Flying higher than a SpaceX rocket, Tesla stock soars past $300

Yesterday Tesla [NASDAQ: TSLA] rocketed above $300 per share, an all-time high for the stock. According to Bloomberg, "Tesla Inc.’s Elon Musk poked fun at short sellers as his electric-car maker’s stock surged to a record, vaulting its market value past century-old rival Ford Motor Co. 'Stormy weather in Shortville...' the chief executive officer tweeted Monday, as Tesla shares climbed as much as 5.8 percent.
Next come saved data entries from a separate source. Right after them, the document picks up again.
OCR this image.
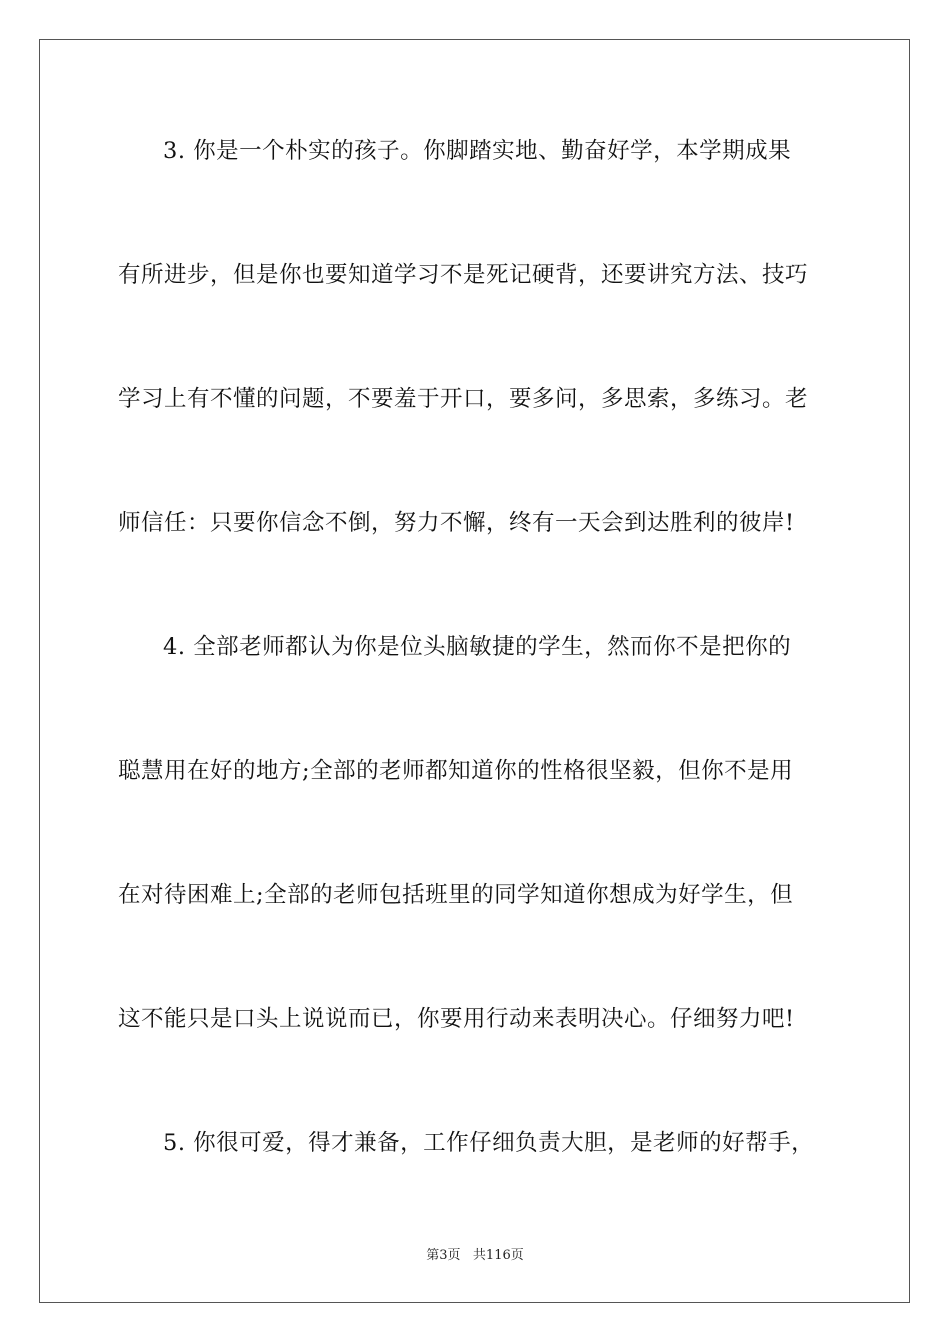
3. 你是一个朴实的孩子。你脚踏实地、勤奋好学，本学期成果
有所进步，但是你也要知道学习不是死记硬背，还要讲究方法、技巧
学习上有不懂的问题，不要羞于开口，要多问，多思索，多练习。老
师信任：只要你信念不倒，努力不懈，终有一天会到达胜利的彼岸!
4. 全部老师都认为你是位头脑敏捷的学生，然而你不是把你的
聪慧用在好的地方;全部的老师都知道你的性格很坚毅，但你不是用
在对待困难上;全部的老师包括班里的同学知道你想成为好学生，但
这不能只是口头上说说而已，你要用行动来表明决心。仔细努力吧!
5. 你很可爱，得才兼备，工作仔细负责大胆，是老师的好帮手，
第3页   共116页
The maker of Model S sedans and Model X crossovers saw its capitalization surge to about $48.2 billion, $3.1 billion more than Ford." 

 

Above: Tesla Model X (Instagram: go.motormagazin)

Ben Kallo, an analyst at Robert W. Baird & Co explained: "I don’t know if people want electric cars, but people want Tesla... people that would normally buy a Porsche are buying Teslas right now.” Furthermore, it's reported that "Tesla has long been valued like a technology stock, in part because of what Kallo called Musk’s 'star power.' Also [as] the CEO of rocket manufacturer SpaceX, which has grand plans to colonize Mars, Musk has demonstrated his pull on Wall Street." 

 

Above: Tesla pulls ahead of Ford in valuation on Monday (Image: CNN Money)

So what sparked this sudden jump in Tesla's stock price? Motley Fool reported, "For its first quarter of 2017, Tesla said this weekend that it delivered just over 25,000 vehicles during the quarter, up 69% year over year compared to its deliveries in the year-ago quarter... Of these deliveries, Tesla said about 13,450 units were Model S and 11,550 were Model X. While both figures were up year over year and sequentially, Tesla's 11,550 Model X deliveries were a bright spot, highlighting the company's ongoing rapid ramp-up of production and deliveries of the late-2015 introduced all-electric SUV. Tesla's record quarterly Model X deliveries were up 381% year over year and 21% sequentially."

 

Above: This weekend, Tesla reported its Q1 2017 vehicle deliveries (Image: Motley Fool)

The New York Times reported that, "While G.M. and Ford may have strong profits and healthy balance sheets, Tesla offers something Wall Street loves much more: the potential for dramatic growth." Karl Brauer, a senior editor at Kelley Blue Book explains: "Investors want something that is going to go up in orders of magnitude in six months to six years, and Tesla is that story. Nobody thinks Ford or G.M. is going to do that. [And] Tesla is very vocal in talking about how they are positioned as we move from humans driving cars powered by gasoline to computers driving cars powered by batteries."

 

Above: Wall Street Journal Detroit bureau chief John Stoll discusses Tesla's meteoric rise (Youtube: Wall Street Journal)

Tesla is also positioned as more than just an automaker. It's a technology company — many see its expertise as a battery manufacturer. “It’s almost like Tesla is positioned in people’s minds as an energy storage company that happens to put most of its batteries on wheels... while you have Ford and G.M., and they’re these decades-old, more-institutional industrial companies,said Andrew Stewart, chief investment officer at Exchange Capital Management. At the end of the day, Tesla is not a company that echoes the past, it's one that represents the future. Elon Musk reminded us, "Tesla is absurdly overvalued if based on the past, but that's irrelevant. A stock price represents risk-adjusted future cash flows."